I'm looking to buy a few dead on coffin blinds, or something similar that isn't the heavy fiberglass. Seems like on KSL there used to always be some ads for the guy in Kaysville behind the ready-mix plant that sold them, but I for the life of me can't seem to find anything. Anyone have some contact info or have a couple extras they are willing to sell? Thanks.


----------



## OPENCOUNTRY (Jan 25, 2009)

Here is the link on KSL Classifieds.

http://www.ksl.com/?nid=218&ad=40988947&cat=225&lpid=5&search=&ad_cid=9


----------



## Greenhead_Slayer (Oct 16, 2007)

OPENCOUNTRY said:


> Here is the link on KSL Classifieds.
> 
> http://www.ksl.com/?nid=218&ad=40988947&cat=225&lpid=5&search=&ad_cid=9


.......Wow. I spent probably 15 minutes this morning on KSL and couldn't find that if my life had depended on it! Thanks.


----------



## OPENCOUNTRY (Jan 25, 2009)

Greenhead_Slayer said:


> .......Wow. I spent probably 15 minutes this morning on KSL and couldn't find that if my life had depended on it! Thanks.


No prob!


----------



## NVDuckin (Apr 18, 2016)

Has anyone actually used these before? Seems like a really good idea. I wonder how much weight would hold without sinking.


----------



## Fowlmouth (Oct 4, 2008)

NVDuckin said:


> Has anyone actually used these before? Seems like a really good idea. I wonder how much weight would hold without sinking.

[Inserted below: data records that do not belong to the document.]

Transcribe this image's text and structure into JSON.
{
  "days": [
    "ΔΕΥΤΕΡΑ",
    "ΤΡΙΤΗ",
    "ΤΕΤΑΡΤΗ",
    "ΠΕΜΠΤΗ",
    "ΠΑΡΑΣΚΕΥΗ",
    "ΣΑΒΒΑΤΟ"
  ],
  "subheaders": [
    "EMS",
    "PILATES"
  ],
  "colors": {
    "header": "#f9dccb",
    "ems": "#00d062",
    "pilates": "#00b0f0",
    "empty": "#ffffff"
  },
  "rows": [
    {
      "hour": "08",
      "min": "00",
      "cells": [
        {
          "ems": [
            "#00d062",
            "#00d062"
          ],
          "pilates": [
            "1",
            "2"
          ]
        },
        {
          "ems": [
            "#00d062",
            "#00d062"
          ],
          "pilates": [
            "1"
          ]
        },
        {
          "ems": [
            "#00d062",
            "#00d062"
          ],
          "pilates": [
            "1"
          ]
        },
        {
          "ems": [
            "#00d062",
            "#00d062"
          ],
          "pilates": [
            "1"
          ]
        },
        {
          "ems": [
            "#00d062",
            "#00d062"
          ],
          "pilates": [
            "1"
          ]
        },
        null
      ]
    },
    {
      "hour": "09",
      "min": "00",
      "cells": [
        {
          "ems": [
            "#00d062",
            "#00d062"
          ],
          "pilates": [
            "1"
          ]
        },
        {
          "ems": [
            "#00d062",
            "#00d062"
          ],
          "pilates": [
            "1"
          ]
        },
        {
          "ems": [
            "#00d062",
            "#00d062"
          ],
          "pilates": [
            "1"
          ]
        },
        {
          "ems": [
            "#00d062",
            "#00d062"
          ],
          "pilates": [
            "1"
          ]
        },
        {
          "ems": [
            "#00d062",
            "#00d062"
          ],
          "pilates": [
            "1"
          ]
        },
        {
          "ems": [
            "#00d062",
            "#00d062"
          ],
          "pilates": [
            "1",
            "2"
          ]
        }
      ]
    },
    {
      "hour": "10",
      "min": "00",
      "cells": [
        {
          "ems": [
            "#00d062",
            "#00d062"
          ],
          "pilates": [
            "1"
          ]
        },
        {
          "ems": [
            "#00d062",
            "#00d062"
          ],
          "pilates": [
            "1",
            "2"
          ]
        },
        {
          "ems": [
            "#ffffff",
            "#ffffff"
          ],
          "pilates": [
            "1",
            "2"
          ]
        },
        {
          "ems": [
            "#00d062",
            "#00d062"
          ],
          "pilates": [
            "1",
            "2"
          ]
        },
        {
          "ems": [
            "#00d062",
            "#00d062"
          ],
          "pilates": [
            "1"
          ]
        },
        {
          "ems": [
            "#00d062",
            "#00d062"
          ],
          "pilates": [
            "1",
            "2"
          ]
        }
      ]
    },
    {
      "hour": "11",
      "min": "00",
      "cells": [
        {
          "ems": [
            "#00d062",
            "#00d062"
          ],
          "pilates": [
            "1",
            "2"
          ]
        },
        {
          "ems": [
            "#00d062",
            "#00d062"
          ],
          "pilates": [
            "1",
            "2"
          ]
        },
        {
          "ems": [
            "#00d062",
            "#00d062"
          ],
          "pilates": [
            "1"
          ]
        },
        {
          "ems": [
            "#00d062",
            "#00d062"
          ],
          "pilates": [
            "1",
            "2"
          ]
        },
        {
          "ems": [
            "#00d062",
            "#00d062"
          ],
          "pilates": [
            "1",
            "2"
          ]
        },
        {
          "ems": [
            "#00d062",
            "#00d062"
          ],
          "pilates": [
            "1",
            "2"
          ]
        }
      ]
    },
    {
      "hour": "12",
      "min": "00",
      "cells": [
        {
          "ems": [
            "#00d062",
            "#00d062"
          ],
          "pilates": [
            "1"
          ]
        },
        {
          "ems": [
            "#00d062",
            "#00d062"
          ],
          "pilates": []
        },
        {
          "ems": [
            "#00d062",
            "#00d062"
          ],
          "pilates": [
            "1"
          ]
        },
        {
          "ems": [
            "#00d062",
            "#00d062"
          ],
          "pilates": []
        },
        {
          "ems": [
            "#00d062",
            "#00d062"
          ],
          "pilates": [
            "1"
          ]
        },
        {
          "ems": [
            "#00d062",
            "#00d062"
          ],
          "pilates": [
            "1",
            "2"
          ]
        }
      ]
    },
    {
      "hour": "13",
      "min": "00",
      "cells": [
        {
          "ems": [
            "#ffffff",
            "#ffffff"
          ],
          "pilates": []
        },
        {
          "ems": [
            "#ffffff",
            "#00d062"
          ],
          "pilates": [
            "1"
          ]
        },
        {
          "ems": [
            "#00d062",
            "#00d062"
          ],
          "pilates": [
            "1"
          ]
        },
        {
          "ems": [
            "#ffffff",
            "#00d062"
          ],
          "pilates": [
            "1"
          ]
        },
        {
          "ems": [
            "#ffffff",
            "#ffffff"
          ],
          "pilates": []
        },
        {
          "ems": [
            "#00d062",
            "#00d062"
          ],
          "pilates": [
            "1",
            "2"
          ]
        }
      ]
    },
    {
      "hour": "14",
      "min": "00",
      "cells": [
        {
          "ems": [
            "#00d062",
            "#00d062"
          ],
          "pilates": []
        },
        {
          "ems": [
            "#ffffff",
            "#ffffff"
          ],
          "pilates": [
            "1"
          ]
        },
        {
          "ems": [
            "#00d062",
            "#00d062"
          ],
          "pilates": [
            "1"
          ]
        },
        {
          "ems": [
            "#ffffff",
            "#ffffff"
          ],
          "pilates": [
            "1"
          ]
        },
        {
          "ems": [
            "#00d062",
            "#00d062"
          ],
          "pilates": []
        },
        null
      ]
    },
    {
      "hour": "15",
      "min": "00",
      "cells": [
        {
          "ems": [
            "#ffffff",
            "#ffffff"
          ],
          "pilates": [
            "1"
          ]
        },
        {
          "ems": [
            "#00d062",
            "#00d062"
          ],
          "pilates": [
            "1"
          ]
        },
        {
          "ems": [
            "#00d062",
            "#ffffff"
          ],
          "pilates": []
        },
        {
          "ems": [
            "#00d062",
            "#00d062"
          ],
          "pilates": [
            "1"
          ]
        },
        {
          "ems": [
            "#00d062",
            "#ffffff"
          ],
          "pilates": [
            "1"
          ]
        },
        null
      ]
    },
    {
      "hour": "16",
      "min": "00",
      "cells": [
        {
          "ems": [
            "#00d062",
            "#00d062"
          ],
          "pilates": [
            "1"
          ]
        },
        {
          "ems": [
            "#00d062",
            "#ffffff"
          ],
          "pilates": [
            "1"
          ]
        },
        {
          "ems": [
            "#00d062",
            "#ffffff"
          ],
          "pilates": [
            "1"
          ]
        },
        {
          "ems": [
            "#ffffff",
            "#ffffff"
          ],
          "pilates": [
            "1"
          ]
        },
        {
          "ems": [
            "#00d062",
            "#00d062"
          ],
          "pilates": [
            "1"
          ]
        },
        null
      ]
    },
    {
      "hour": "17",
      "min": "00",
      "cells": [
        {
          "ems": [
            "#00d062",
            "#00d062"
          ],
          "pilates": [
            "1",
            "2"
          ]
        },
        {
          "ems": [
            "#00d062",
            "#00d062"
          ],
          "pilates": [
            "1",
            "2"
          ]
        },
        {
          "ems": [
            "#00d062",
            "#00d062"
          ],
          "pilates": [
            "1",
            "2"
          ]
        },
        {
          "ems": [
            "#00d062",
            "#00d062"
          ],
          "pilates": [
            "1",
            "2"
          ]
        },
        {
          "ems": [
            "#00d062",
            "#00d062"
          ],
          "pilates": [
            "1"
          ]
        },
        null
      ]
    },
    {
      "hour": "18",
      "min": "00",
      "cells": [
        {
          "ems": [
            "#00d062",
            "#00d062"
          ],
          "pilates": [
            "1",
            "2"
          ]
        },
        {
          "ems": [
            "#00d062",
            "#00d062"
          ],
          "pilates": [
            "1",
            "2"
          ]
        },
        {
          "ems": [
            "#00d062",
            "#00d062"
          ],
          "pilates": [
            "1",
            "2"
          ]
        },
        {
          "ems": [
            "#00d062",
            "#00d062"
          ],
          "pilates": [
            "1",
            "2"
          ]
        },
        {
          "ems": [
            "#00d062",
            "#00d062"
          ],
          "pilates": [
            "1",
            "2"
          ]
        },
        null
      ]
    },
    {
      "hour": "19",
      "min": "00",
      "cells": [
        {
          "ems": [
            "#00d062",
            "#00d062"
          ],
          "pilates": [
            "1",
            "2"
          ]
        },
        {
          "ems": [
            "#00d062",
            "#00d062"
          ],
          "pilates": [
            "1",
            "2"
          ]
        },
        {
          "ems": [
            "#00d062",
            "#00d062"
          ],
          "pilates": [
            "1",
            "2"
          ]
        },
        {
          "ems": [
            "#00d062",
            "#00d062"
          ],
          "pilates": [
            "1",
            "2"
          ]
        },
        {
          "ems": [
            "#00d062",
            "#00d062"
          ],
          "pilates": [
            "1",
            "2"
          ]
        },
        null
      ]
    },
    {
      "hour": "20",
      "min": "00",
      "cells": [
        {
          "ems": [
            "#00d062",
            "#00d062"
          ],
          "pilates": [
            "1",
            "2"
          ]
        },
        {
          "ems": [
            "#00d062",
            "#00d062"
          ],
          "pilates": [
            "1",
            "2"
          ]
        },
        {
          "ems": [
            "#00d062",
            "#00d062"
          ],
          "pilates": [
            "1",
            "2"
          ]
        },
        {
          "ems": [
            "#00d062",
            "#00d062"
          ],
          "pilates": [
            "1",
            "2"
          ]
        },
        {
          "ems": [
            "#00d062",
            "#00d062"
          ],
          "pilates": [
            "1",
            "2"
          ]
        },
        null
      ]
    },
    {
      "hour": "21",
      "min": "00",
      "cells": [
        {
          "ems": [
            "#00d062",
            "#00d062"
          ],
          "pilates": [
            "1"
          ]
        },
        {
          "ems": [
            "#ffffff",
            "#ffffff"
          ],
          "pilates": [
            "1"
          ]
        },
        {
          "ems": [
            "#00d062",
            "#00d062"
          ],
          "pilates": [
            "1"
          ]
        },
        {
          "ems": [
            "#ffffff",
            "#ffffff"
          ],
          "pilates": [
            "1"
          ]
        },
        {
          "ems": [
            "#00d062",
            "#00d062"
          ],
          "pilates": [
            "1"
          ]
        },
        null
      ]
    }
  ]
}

They aren't meant to float, just keep you dry in flooded areas. They are mostly used on the GSL, you set them in water that is only a few inches deep and throw a huge decoy spread around you. It's like hunting from a layout boat, but you are in shallow water.


----------



## Greenhead_Slayer (Oct 16, 2007)

NVDuckin said:


> Has anyone actually used these before? Seems like a really good idea. I wonder how much weight would hold without sinking.


I love mine, I have 3, just looking to add a couple more. They are extremely versatile and work in lots of situations, not just the big open water.


----------



## NVDuckin (Apr 18, 2016)

Greenhead_Slayer said:


> I love mine, I have 3, just looking to add a couple more. They are extremely versatile and work in lots of situations, not just the big open water.


Can you use it to haul in all your stuff like a Jet Sled? I've been using the Jet Sled the past couple years, but this looks like it would be much more useful.


----------



## NVDuckin (Apr 18, 2016)

Fowlmouth said:


> They aren't meant to float, just keep you dry in flooded areas. They are mostly used on the GSL, you set them in water that is only a few inches deep and throw a huge decoy spread around you. It's like hunting from a layout boat, but you are in shallow water.


Good to know. This will be my first year waterfowling in Utah, so I think I'm in for a season of pain and learning.


----------



## JuniorPre 360 (Feb 22, 2012)

NVDuckin said:


> Good to know. This will be my first year waterfowling in Utah, so I think I'm in for a season of pain and learning.


Best advice I could give t a first year Utah hunter,

Don't let opening day scare you away.


----------